Petitioner Michael Turner’s experience is not an anomaly. Across the United States, destitute, noncustodial parents are incarcerated for failing to meet child support obligations they have no means to pay. This is despite the fact that child support law and policy is targeted elsewhere—at so-called “deadbeat dads” who have the ability to pay but choose not to do so.

Whatever their effectiveness in securing payments from noncustodial parents with the means to pay, the inflexible application of child support collection and enforcement measures has resulted in a disproportionate and destructive impact on low and no-income noncustodial parents and their families. These measures are designed to ensure that child support payments are “automatic and inescapable”—no matter the circumstance.

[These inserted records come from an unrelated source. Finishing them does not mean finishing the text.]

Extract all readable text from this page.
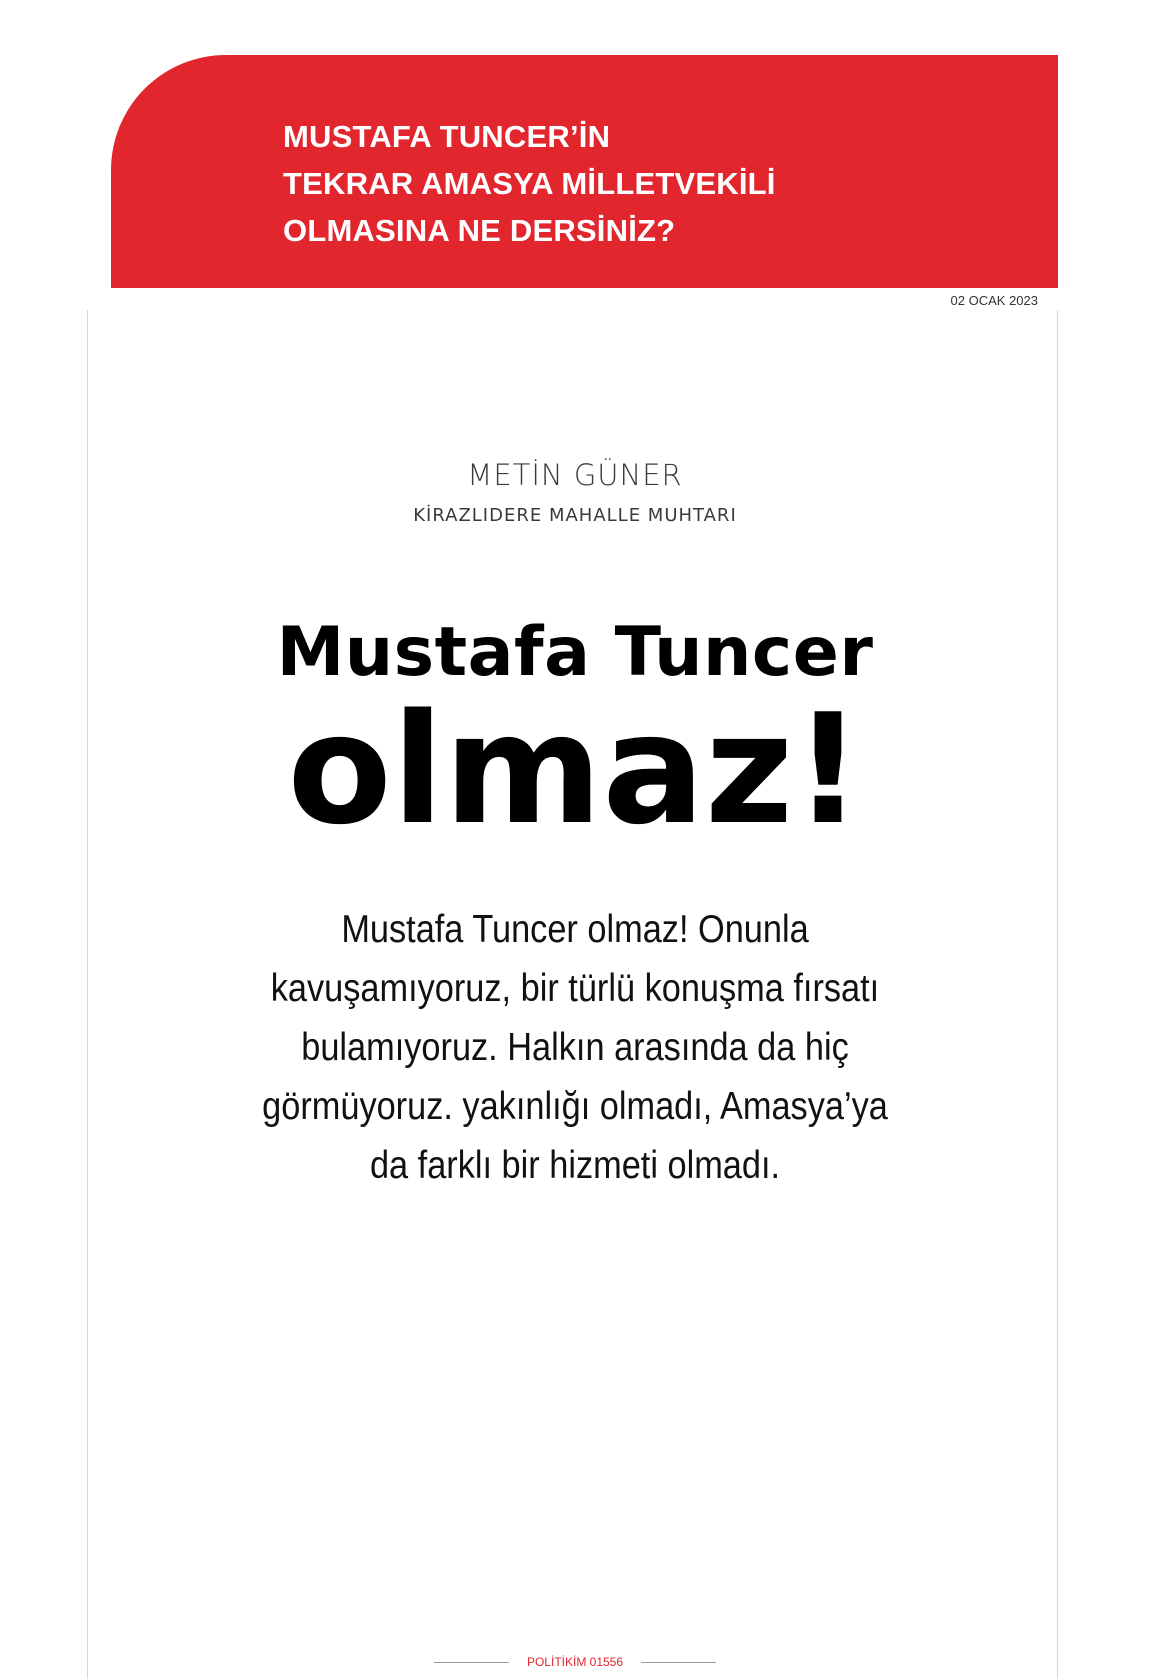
MUSTAFA TUNCER’İN
TEKRAR AMASYA MİLLETVEKİLİ
OLMASINA NE DERSİNİZ?
02 OCAK 2023
METİN GÜNER
KİRAZLIDERE MAHALLE MUHTARI
Mustafa Tuncer
olmaz!

Mustafa Tuncer olmaz! Onunla
kavuşamıyoruz, bir türlü konuşma fırsatı
bulamıyoruz. Halkın arasında da hiç
görmüyoruz. yakınlığı olmadı, Amasya’ya
da farklı bir hizmeti olmadı.

POLİTİKİM 01556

However, the vast majority of child support owed in the United States is owed by noncustodial parents who live in poverty. These parents lack the means to pay their child support debt, yet they are subject to the full panoply of enforcement measures, including “civil” incarceration for nonpayment of support.

Low-income noncustodial parents who lack the ability to pay their child support debts in full are more likely to face incarceration than are noncustodial parents who have the means to pay child support and refuse to do so. This is because more conventional and less severe enforcement measures (such as wage garnishment) are effective in securing support from those with the means to pay.

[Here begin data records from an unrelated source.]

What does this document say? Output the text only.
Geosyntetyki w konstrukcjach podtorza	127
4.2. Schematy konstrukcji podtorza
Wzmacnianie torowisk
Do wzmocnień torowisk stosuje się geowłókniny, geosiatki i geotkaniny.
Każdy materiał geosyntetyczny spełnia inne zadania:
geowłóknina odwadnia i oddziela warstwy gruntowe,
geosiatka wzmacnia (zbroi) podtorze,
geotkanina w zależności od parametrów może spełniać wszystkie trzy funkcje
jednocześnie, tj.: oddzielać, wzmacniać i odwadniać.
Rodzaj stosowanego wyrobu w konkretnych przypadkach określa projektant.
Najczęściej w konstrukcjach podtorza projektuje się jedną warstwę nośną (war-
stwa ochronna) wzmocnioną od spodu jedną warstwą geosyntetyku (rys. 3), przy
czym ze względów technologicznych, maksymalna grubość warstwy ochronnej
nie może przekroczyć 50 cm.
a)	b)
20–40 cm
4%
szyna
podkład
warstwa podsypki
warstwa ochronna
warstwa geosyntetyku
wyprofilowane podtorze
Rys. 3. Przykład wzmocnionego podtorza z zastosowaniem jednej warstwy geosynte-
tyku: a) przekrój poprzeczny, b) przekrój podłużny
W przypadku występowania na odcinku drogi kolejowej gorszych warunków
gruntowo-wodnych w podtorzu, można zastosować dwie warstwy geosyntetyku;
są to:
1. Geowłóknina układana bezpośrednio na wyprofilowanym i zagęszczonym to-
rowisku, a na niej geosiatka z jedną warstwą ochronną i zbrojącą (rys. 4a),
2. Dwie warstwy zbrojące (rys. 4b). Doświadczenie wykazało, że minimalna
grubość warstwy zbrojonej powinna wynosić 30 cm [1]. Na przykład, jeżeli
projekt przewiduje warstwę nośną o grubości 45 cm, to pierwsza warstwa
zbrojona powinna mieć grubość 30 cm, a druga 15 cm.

The end result is that jails across the United States house large numbers of low- and no-income parents who have been incarcerated (largely through civil contempt processes) for nonpayment of child support. For example, in South Carolina, where Michael Turner was incarcerated, surveys suggest that thirteen to sixteen percent of the county jail population in South Carolina is made up of child support obligors. Recognition of a right to counsel in these circumstances would at least enable many low income and no-income child support obligors to effectively assert their defense, such as an inability to comply, in order to avoid incarceration.

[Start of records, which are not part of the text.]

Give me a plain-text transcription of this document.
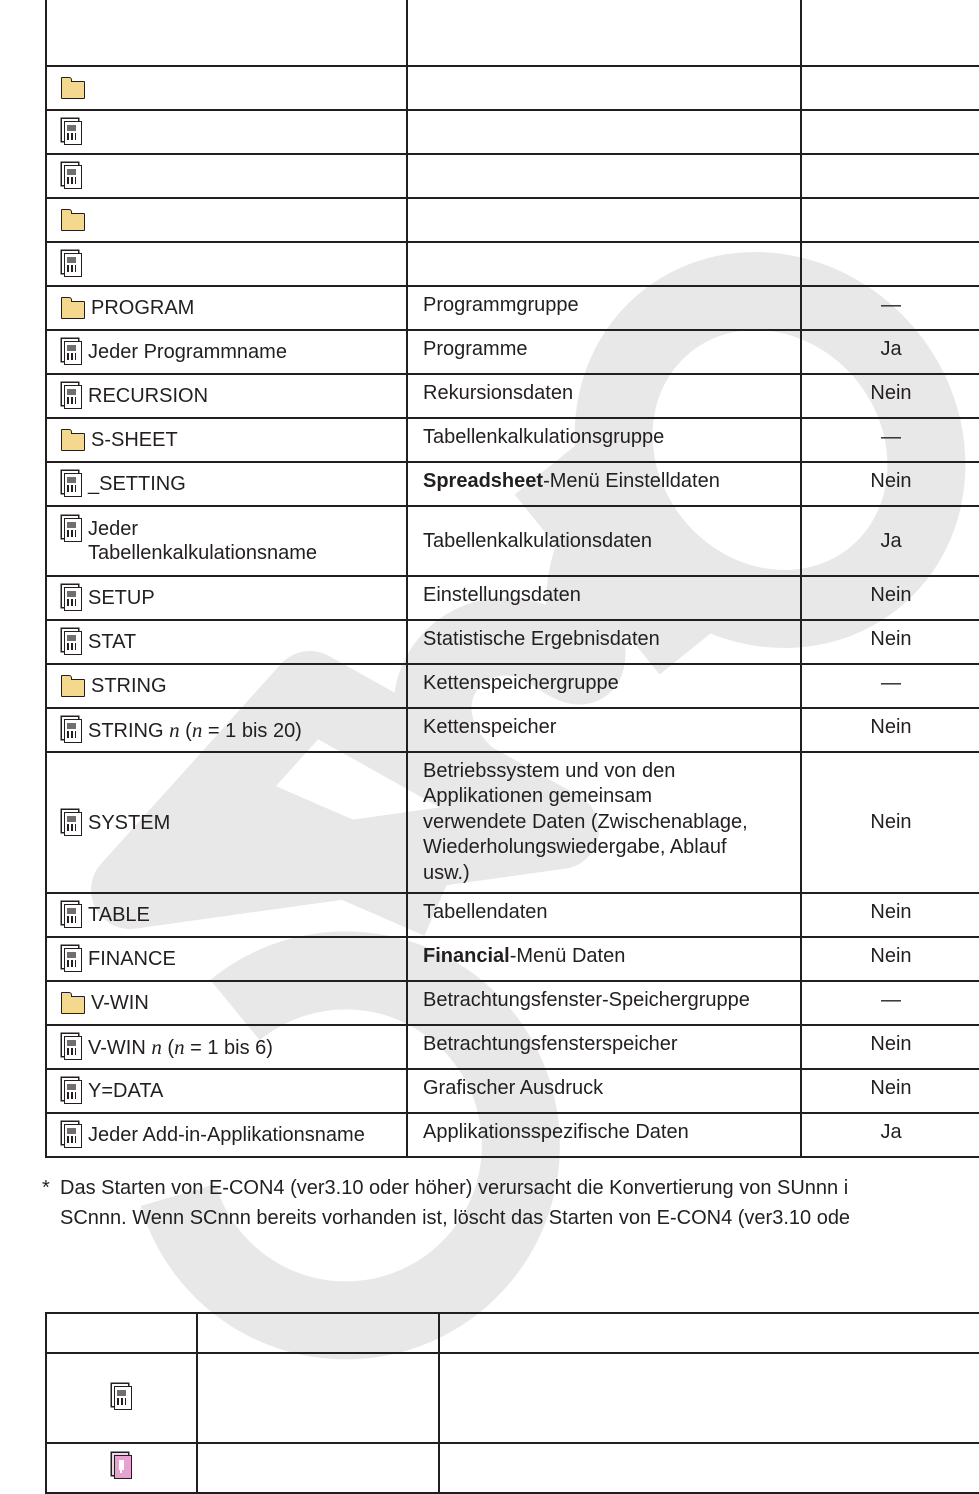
PROGRAM	Programmgruppe	—

Jeder Programmname	Programme	Ja

RECURSION	Rekursionsdaten	Nein

S-SHEET	Tabellenkalkulationsgruppe	—

_SETTING	Spreadsheet-Menü Einstelldaten	Nein

Jeder
Tabellenkalkulationsname	Tabellenkalkulationsdaten	Ja

SETUP	Einstellungsdaten	Nein

STAT	Statistische Ergebnisdaten	Nein

STRING	Kettenspeichergruppe	—

STRING n (n = 1 bis 20)	Kettenspeicher	Nein

SYSTEM	Betriebssystem und von den
Applikationen gemeinsam
verwendete Daten (Zwischenablage,
Wiederholungswiedergabe, Ablauf
usw.)	Nein

TABLE	Tabellendaten	Nein

FINANCE	Financial-Menü Daten	Nein

V-WIN	Betrachtungsfenster-Speichergruppe	—

V-WIN n (n = 1 bis 6)	Betrachtungsfensterspeicher	Nein

Y=DATA	Grafischer Ausdruck	Nein

Jeder Add-in-Applikationsname	Applikationsspezifische Daten	Ja
* Das Starten von E-CON4 (ver3.10 oder höher) verursacht die Konvertierung von SUnnn i
SCnnn. Wenn SCnnn bereits vorhanden ist, löscht das Starten von E-CON4 (ver3.10 ode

Finally, recognizing a right to counsel for indigent noncustodial parents in civil contempt proceedings that could result in incarceration will not undermine the child support enforcement system. The appointment of counsel in such circumstances appropriately recognizes the punitive nature of incarceration when the defendant lacks the ability to pay his or her full support obligations. There is also growing recognition that counsel in such cases can help prevent unjustified incarcerations that actually undermine the goals of the child support system by preventing noncustodial parents from earning income immediately as well as damaging their long-term employment prospects upon release.